Given my interest (or obsession?) with amputation and its metaphorical relevance for Black equality, my ears pricked up when in 2017 I saw then-President Donald Trump lament the removal of Confederate monuments, tweeting “Sad to see the history and culture of our great country being ripped apart with the removal of our beautiful statues and monuments… the beauty that is being taken out of our cities, towns and parks will be greatly missed and never able to be comparably replaced!” In many ways, Trump was more correct than he knew.

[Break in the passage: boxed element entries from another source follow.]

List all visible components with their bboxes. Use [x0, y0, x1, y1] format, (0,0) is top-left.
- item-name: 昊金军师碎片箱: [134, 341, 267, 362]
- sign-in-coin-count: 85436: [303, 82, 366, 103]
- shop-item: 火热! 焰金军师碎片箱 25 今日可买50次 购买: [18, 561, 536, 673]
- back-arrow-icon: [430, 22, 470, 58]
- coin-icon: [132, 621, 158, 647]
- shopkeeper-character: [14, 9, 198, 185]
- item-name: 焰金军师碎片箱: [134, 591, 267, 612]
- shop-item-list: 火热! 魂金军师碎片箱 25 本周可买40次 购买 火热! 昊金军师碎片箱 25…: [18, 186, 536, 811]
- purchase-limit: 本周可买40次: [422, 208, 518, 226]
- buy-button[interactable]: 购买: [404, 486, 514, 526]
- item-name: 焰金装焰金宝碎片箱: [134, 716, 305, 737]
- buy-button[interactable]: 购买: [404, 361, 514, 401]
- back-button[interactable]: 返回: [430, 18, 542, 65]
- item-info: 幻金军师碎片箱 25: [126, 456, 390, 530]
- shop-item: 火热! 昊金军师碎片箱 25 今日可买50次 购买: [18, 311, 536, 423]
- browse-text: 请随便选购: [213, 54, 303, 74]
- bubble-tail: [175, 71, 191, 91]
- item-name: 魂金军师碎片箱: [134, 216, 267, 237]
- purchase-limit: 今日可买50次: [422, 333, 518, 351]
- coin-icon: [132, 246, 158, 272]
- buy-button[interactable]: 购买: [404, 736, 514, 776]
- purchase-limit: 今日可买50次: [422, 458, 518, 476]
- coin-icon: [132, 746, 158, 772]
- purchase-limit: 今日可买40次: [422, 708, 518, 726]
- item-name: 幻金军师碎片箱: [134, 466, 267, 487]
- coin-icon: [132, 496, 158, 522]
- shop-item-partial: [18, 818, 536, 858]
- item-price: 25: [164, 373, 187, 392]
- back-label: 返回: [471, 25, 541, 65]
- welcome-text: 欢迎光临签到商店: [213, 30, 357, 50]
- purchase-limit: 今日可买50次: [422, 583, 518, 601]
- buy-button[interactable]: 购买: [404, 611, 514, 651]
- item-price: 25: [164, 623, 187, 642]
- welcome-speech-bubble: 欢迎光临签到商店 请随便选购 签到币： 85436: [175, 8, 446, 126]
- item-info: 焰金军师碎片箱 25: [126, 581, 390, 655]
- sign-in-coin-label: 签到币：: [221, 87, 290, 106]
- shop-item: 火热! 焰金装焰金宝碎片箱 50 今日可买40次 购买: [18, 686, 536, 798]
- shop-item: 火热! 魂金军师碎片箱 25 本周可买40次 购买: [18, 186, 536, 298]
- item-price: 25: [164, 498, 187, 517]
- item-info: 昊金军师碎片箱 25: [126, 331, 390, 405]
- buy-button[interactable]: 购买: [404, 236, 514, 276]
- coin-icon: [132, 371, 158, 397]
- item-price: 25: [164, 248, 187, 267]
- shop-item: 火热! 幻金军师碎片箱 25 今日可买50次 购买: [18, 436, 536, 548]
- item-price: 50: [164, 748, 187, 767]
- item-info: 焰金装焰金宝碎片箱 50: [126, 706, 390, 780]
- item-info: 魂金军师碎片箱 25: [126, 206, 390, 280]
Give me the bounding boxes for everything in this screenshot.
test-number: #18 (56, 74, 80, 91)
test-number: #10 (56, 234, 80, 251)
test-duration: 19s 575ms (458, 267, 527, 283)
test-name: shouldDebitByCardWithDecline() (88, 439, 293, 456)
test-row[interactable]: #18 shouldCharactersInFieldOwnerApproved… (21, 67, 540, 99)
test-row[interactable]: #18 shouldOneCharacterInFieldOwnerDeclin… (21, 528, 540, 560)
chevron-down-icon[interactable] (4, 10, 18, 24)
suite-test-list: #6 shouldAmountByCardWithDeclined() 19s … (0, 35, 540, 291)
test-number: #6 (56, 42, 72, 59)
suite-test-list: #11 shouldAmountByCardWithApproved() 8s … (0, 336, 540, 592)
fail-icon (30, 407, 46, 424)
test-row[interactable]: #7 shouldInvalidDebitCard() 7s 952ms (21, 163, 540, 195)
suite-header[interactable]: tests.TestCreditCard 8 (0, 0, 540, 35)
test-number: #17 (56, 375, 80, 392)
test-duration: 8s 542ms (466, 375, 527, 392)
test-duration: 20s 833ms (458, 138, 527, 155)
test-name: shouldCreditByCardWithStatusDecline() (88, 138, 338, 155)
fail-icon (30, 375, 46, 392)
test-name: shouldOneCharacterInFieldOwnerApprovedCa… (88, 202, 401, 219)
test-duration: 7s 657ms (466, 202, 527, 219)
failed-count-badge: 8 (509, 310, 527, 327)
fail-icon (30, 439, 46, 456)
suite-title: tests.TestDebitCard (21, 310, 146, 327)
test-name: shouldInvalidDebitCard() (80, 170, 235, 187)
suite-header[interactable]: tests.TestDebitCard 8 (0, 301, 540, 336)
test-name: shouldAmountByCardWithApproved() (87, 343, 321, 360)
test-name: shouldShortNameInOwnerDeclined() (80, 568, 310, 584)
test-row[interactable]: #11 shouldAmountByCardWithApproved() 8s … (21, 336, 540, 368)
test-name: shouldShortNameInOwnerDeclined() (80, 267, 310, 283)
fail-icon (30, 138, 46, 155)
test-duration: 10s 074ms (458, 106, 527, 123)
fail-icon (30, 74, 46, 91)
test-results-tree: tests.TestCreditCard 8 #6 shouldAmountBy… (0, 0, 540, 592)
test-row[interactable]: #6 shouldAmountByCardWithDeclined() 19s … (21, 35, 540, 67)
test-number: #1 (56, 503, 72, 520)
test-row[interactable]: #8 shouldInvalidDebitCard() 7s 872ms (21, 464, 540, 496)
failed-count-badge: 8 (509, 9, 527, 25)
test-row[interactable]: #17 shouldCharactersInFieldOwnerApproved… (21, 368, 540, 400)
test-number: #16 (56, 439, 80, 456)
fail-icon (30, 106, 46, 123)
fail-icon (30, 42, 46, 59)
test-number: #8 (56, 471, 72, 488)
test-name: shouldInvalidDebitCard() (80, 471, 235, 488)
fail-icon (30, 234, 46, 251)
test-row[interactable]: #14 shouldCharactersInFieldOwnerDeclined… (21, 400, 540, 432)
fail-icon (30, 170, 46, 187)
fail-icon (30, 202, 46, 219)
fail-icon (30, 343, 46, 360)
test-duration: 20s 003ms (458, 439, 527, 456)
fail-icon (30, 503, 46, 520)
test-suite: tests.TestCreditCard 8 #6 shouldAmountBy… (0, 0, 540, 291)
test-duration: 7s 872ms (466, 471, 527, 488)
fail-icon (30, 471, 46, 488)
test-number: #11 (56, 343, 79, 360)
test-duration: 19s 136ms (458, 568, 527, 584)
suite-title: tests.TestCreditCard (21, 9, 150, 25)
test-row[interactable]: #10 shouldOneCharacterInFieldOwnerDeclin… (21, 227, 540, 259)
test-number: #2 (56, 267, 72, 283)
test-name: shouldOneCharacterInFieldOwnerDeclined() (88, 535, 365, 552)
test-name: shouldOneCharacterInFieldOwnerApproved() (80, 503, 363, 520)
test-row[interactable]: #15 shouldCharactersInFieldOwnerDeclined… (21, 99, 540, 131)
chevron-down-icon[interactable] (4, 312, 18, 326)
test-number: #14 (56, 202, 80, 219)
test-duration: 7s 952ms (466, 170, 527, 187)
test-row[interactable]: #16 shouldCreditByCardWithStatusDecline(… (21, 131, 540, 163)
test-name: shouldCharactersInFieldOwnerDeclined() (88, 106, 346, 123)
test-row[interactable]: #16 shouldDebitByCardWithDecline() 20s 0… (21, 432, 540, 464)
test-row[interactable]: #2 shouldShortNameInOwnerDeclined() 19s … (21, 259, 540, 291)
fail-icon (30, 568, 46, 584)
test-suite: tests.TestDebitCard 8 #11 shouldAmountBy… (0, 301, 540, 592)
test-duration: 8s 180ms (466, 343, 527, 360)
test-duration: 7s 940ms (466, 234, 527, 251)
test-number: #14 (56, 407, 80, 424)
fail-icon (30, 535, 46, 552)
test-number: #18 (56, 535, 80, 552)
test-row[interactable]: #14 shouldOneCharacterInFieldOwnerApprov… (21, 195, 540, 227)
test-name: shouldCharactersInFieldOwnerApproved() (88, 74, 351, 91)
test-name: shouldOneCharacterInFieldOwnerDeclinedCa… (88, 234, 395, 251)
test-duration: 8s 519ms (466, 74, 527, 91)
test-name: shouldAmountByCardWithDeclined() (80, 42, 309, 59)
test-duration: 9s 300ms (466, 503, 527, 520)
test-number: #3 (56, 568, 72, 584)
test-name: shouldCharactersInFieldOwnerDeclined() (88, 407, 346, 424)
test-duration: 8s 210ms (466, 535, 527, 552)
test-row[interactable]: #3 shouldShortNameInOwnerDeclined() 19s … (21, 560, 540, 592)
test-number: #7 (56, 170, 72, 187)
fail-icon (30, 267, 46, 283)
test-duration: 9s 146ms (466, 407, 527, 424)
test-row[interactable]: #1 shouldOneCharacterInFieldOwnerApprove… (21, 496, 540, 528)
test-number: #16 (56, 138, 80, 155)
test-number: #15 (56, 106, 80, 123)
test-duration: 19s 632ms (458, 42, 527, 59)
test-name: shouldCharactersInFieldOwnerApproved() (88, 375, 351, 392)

While the country was not being ripped apart, something was being excised, amputated, that could not be replaced, at least not in the same way. By saying the quiet part out loud, Trump – and other white nationalists – actually got close to the heart of what is at stake in amputating Confederate statuary from the shared landscape: not the extermination of (white) American history, but a step towards the destruction of whiteness as it now exists, a legacy of slavery and Jim Crow. Confederate monuments aimed not just to threaten black autonomy – although that was certainly part of the plan – but to normalize white domination and the rewriting of history.
The fantasy of uninterrupted wholeness that Reconstruction radicals countered, and that became ascendant after 1880, the fantasy that nothing had changed from the past nor need change in the future, was undeniably disrupted by the movement to bring down Confederate memorials. We can see Bree Newsome’s physical removal of the Confederate flag from its perch in front of the South Carolina capitol building as a symbolic amputation of the normalization of white supremacist imagery, and the sight of the empty flagpole as itself telling a story of resistance to anti-Black racism. As with the trope of the amputee, absence has radical resonances, insisting on loss as the first step in the process of political reparation towards Black Americans in general and Black Southerners in particular.
The backlash to Black Lives Matter has been swift, and in many states even teaching about the past that brought these statues into being is prohibited. Despite – or, more likely, because of – the earlier successes of BLM, several states now forbid teaching any material that might make a student “feel discomfort, guilt, anguish, or another form of psychological distress solely because of the individual’s race or sex,” as though any negative feeling about the white supremacy that has characterized the United States since its inception trumps the pedagogical value of learning a full and complicated history of the nation.
I would hope that we can avoid the depredations of the post-Reconstruction romance of the Lost Cause and regroup to fight back against the seemingly evergreen fantasy of national wholeness that always comes at the cost of Black lives. A more perfect union is not one that is free of fracturing or loss, after all. It is one that recognizes the generative power that emerges out of the excision of the infection of white supremacy, a nation that maintains an expansive view of past, present, and future: an amputation nation.